Volume 8 1945~1948

Doc No.

No. 43 NAI DFA Secretary's Files P12/14(2)

Confidential report from John W. Dulanty to Joseph P. Walshe (Dublin)
(No. 20) (Secret)

London, 4 December 1945

A London journalist friend1 who works, I think, in fairly close relationship with the Russians here told me a few days ago that the British Foreign Secretary had on one or two occasions been unfortunate in his conversations with M. Molotov.2 He had shown no subtlety and, apparently, had not the diplomatic ability for which the situation obviously called. He understood he had used the aggressive and 'steam-roller' methods which, though they might have brought him success in the simpler and far less complicated sphere of the Transport Workers Union, were hardly suitable for the Conference of the Big Three. Molotov who is said to be completely imperturbable sharply resented on one occasion Mr. Bevin thumping on the table and declaiming. 'Is this a time', he said to Mr. Bevin, 'when your people are on their bellies to the Americans in Washington to shout at the representative of so important a Government as mine?'

Mr. Bevin and Mr. Byrnes3 are said to have cabled to M. Stalin to inquire whether M. Molotov's attitude at the recent Conference was authorised by the Government and received a promptly cabled reply making it abundantly clear that his attitude was fully authorised. Significance is attached to the fact that the principal oration on the 7th November, the great annual celebration of the formation of the Soviet Republic, was delivered by M. Molotov.

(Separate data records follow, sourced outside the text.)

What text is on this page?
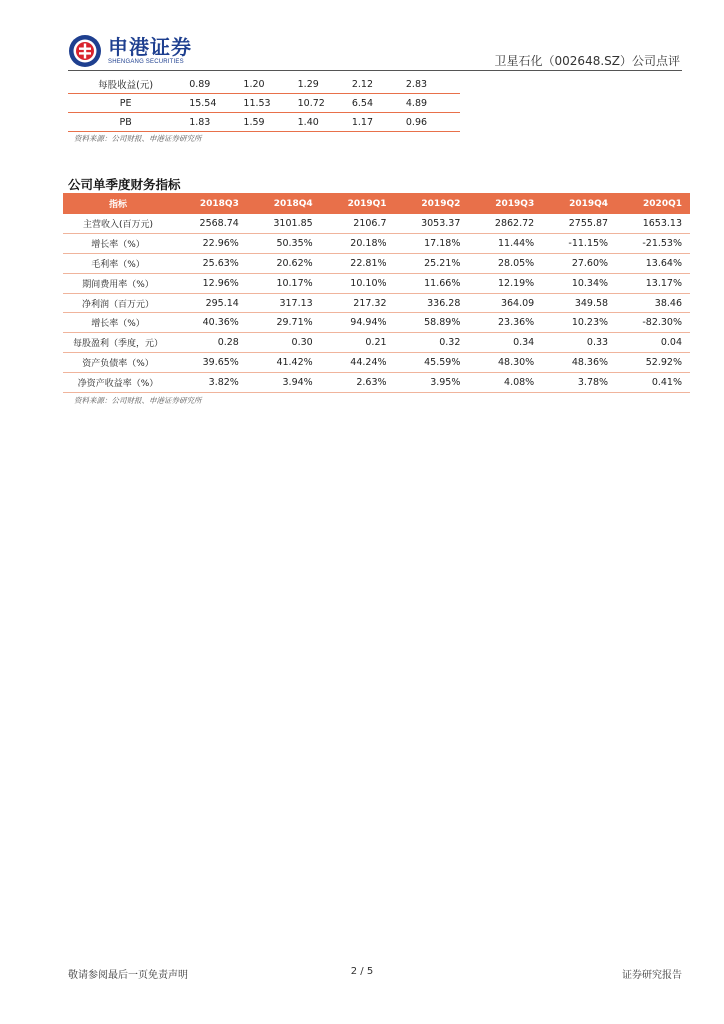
申港证券
SHENGANG SECURITIES	卫星石化（002648.SZ）公司点评
每股收益(元)	0.89	1.20	1.29	2.12	2.83
PE	15.54	11.53	10.72	6.54	4.89
PB	1.83	1.59	1.40	1.17	0.96
资料来源：公司财报、申港证券研究所
公司单季度财务指标
指标	2018Q3	2018Q4	2019Q1	2019Q2	2019Q3	2019Q4	2020Q1
主营收入(百万元)	2568.74	3101.85	2106.7	3053.37	2862.72	2755.87	1653.13
增长率（%）	22.96%	50.35%	20.18%	17.18%	11.44%	-11.15%	-21.53%
毛利率（%）	25.63%	20.62%	22.81%	25.21%	28.05%	27.60%	13.64%
期间费用率（%）	12.96%	10.17%	10.10%	11.66%	12.19%	10.34%	13.17%
净利润（百万元）	295.14	317.13	217.32	336.28	364.09	349.58	38.46
增长率（%）	40.36%	29.71%	94.94%	58.89%	23.36%	10.23%	-82.30%
每股盈利（季度，元）	0.28	0.30	0.21	0.32	0.34	0.33	0.04
资产负债率（%）	39.65%	41.42%	44.24%	45.59%	48.30%	48.36%	52.92%
净资产收益率（%）	3.82%	3.94%	2.63%	3.95%	4.08%	3.78%	0.41%
资料来源：公司财报、申港证券研究所
敬请参阅最后一页免责声明	2 / 5	证券研究报告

The Russians, my informant said, have all the knowledge of the atomic bomb excepting the detailed formula for integrating, or assembling, the many components. They expect, however, that their own experiments will yield this secret in the course of the next few months. The policy of America, Canada, and Britain on atomic energy is, therefore, regarded by the Russians as a not very intelligent effort at 'power politics'.

1 Unidentified.

2 Vyacheslav M. Molotov (1890-1986), Soviet Minister of Foreign Affairs (1939-49).

3 James F. Byrnes (1879-1972), United States Secretary of State (1945-7).